Colorado law requires the use of certain documents -- articles of incorporation and bylaws -- to properly form a corporation. The articles of incorporation are required to create the corporation and must be filed with the Secretary of State's office. The bylaws are a set of rules and guidelines created by the corporation's owners -- known as shareholders -- or its board of directors to govern the operation of the corporation. Bylaws are not filed with the secretary's office, but kept at the corporation's principal office.
Corporation Naming Requirements
Before filing articles of incorporation, it is advisable to determine whether the name chosen for your corporation is available and that it complies with Colorado corporation law. The name must be readily distinguishable from all other business names on record with the Secretary of State. You can verify name availability using the search feature on the secretary's website that gives you access to all business names on record. After verifying a name is available, you can reserve it with the secretary's office for up to 120 days if you are not ready to file articles of incorporation. A for-profit corporation must include the following words or abbreviations as part of its name: corporation, incorporated, company, limited, corp., inc., co. or ltd. Nonprofit corporations have the option to use any of these words and abbreviations.
Articles of Incorporation
A Colorado corporation is created when the articles of incorporation are accepted for filing by the Secretary of State. Filing the articles must be done electronically using the “Filing a Document” page on the secretary’s website. The documents are filed in real time, and you will receive immediate confirmation if your articles were successfully filed. The secretary’s website also provides a form of articles that you can download and review in order to determine the information needed to complete the articles properly.
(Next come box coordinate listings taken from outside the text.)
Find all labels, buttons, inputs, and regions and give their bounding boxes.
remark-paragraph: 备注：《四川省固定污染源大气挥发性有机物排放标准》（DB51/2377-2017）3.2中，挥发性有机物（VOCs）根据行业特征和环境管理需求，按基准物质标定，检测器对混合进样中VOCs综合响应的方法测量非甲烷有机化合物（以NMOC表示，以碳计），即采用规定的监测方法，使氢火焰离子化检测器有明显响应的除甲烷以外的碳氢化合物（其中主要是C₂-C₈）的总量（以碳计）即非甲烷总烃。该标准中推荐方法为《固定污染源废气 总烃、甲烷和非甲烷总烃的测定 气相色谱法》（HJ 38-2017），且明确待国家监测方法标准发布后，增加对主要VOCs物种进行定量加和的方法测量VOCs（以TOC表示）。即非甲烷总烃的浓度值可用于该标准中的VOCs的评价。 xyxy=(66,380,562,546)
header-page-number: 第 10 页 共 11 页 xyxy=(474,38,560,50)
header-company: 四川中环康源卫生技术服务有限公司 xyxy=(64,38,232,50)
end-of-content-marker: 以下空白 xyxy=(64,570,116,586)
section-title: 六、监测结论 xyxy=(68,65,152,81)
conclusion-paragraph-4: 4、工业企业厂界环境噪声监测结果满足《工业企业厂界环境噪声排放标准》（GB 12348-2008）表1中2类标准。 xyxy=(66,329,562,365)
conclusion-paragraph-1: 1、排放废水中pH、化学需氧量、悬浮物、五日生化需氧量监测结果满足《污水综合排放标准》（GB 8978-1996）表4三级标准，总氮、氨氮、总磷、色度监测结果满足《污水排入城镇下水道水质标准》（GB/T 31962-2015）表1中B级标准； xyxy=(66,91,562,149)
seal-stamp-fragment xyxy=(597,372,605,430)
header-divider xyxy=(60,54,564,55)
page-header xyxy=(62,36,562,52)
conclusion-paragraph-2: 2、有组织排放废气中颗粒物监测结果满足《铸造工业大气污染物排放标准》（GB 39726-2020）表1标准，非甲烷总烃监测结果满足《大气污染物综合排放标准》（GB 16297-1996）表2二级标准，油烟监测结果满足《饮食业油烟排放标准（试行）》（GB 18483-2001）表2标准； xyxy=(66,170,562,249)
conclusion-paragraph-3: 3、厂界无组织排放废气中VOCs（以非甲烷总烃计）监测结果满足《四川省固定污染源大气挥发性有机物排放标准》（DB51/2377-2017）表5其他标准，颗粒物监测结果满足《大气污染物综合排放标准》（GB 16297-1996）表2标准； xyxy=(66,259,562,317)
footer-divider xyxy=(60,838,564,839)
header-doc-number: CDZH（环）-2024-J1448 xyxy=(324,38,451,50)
The minimum information required includes the corporation’s name and principal office address; name and address of each incorporator and corporation’s registered agent; and the class and number of shares the corporation is authorized to issue.
If a nonprofit corporation is being created, the requirements for filing the articles of incorporation are similar to the requirements for for-profit corporations. The Secretary of State's office mandates electronic filing and provides a form of articles of incorporation for a nonprofit corporation that you can download and review. Under Colorado law, the minimum information required for a nonprofit’s articles of incorporation are the same as a for-profit corporation, except a nonprofit’s articles do not include a statement regarding issuance of shares. However, if the nonprofit intends to apply for tax-exempt status with the Internal Revenue Service, the articles must include special provisions to comply with IRS rules and regulations. IRS Publication 557 provides instructions and sample language regarding these requirements, which differ depending on the nonprofit’s purpose.
Colorado law permits each corporation to adopt bylaws, the governing rules for managing and regulating the affairs of the corporation. The bylaws include such matters as how to call a meeting; rules for electing directors and appointing officers; and dispute resolution procedures. The only limitation on the bylaws is that they cannot conflict with Colorado law or the corporation's articles of incorporation. The corporation's bylaws are not filed with any state agency, but Colorado law requires they are kept at the corporation's principal place of business.